The Independent Man:
When I think about independence and relationships, I think of Khalil Gibril's poem, The Prophet. Specifically, the poem speaks of marriage as a thing that binds but requires independence to thrive:
...   You were born together, and together you shall be forevermore.
      You shall be together when white wings of death scatter your days.
      Aye, you shall be together even in the silent memory of God.
      But let there be spaces in your togetherness,
      And let the winds of the heavens dance between you.
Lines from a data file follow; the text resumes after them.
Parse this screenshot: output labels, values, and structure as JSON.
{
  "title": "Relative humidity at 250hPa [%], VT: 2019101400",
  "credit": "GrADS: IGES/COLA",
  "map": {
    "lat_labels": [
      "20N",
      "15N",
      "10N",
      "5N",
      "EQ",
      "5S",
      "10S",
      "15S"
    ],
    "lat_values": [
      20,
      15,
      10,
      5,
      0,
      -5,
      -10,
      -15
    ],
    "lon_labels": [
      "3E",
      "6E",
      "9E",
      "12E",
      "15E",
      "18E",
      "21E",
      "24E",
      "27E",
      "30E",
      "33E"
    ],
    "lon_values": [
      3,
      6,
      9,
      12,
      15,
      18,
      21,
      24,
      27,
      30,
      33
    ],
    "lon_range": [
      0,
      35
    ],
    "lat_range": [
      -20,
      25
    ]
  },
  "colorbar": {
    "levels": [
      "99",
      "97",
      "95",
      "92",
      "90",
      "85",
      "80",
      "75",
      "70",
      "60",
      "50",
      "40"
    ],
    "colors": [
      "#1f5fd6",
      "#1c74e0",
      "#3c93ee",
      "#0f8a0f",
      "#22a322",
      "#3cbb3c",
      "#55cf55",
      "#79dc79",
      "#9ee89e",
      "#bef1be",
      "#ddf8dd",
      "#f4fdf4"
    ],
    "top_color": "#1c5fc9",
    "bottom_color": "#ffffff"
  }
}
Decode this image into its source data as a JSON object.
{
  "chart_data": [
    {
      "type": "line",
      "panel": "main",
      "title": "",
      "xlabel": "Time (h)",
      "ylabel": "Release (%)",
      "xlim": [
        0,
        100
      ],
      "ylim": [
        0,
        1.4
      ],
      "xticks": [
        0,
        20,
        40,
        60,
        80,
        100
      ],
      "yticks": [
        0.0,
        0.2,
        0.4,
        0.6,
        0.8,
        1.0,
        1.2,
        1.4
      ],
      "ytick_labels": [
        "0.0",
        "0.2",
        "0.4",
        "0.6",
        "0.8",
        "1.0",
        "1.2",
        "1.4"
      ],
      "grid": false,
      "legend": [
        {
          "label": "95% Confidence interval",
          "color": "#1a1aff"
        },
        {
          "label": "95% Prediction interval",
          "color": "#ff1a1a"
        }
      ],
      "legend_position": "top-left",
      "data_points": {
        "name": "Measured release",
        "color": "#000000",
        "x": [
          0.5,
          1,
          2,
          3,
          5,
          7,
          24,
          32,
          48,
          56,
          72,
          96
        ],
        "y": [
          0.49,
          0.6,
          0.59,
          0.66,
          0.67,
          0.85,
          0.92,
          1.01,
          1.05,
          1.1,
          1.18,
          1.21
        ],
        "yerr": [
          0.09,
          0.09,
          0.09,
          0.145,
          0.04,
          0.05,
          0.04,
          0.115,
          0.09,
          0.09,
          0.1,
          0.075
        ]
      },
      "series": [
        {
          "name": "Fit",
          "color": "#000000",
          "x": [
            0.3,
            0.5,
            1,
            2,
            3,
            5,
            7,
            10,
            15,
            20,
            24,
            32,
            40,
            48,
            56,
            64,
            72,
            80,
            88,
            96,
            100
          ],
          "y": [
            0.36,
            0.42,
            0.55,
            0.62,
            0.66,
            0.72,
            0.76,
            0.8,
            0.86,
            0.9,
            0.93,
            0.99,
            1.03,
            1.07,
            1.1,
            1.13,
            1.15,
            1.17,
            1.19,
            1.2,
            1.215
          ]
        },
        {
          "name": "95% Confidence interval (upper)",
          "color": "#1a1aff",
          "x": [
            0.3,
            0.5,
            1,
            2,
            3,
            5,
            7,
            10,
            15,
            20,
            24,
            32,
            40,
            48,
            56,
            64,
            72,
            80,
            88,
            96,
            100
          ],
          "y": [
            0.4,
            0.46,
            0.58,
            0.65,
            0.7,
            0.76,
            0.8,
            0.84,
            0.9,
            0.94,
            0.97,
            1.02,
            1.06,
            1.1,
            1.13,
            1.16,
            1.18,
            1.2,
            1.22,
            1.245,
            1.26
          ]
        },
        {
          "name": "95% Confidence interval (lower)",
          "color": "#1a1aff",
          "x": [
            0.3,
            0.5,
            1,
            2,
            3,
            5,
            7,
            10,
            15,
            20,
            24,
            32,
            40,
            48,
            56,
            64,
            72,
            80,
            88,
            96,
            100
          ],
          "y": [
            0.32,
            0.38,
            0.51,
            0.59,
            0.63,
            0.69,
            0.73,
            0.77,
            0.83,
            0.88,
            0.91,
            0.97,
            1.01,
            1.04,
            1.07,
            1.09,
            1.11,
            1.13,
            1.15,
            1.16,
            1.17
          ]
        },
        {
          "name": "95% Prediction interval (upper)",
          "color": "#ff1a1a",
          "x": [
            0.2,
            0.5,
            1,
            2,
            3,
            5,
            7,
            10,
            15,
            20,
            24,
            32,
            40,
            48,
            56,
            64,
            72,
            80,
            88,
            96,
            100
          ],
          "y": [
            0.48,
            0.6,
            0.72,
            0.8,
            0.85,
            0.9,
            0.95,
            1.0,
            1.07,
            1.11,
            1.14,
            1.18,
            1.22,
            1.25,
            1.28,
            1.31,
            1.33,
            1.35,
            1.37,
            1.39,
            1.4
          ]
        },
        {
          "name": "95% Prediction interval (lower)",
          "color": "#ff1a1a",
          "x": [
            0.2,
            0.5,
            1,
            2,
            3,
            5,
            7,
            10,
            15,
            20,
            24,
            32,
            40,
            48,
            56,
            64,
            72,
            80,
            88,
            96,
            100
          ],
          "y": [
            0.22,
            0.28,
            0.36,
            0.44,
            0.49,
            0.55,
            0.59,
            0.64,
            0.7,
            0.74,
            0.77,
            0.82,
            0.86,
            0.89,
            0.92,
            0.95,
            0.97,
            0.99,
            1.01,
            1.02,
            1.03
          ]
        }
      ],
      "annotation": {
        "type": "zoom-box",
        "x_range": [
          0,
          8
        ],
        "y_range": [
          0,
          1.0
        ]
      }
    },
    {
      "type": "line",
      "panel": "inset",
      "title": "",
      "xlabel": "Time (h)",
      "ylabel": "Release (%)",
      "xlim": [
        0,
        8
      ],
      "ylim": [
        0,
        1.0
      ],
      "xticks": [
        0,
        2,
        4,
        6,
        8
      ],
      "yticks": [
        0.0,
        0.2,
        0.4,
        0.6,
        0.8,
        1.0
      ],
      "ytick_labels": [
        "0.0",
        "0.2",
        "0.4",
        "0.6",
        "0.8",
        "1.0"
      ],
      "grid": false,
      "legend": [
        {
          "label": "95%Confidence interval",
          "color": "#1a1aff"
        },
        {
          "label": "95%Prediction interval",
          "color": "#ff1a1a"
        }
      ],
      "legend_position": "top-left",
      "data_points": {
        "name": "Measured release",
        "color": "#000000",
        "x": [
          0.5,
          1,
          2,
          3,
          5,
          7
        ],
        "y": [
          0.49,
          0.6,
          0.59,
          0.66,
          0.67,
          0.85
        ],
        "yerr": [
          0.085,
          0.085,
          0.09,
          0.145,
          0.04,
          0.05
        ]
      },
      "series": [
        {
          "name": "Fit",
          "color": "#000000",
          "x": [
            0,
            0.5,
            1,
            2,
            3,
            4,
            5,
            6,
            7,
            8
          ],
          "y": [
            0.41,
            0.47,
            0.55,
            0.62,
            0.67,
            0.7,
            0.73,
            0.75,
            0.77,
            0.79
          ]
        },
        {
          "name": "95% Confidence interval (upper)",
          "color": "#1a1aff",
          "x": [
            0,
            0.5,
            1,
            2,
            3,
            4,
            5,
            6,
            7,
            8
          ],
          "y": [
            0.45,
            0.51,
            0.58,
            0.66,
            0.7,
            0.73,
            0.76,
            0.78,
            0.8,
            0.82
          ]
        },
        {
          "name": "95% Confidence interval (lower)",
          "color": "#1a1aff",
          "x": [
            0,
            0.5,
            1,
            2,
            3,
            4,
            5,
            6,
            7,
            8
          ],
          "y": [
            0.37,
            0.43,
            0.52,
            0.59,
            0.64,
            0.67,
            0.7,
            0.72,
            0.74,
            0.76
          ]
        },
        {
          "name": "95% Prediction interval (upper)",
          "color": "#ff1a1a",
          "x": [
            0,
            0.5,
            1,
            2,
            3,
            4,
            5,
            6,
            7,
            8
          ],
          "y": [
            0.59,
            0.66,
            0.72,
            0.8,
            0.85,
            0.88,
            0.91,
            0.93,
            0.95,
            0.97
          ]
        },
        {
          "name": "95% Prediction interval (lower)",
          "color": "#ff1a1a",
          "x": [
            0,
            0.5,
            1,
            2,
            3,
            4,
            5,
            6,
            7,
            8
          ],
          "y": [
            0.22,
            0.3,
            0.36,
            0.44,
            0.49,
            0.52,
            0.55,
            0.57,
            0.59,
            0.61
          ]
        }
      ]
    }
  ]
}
      Love one another but make not a bond of love:
      Let it rather be a moving sea between the shores of your souls.
      Fill each other's cup but drink not from one cup.
      Give one another of your bread but eat not from the same loaf.
      Sing and dance together and be joyous, but let each one of you be alone,
      Even as the strings of a lute are alone though they quiver with the same music.
      Give your hearts, but not into each other's keeping.
      For only the hand of Life can contain your hearts.
      And stand together, yet not too near together:
      For the pillars of the temple stand apart,
      And the oak tree and the cypress grow not in each other's shadow.

There is a lot here, but one key takeaway for me has to do with the importance of understanding and maintaining a deep sense of who you are that is independent of the relationship. In my experience, this understanding is an element that grows the relationship that will ultimately serve to strengthen and empower both people. This understanding will also enable you to do things to become a better person for the other, rather than doing things for the other because it is required of you. It's all quite vague because I'm still trying to figure it out myself. But I hope that if anything the poem can speak on my behalf.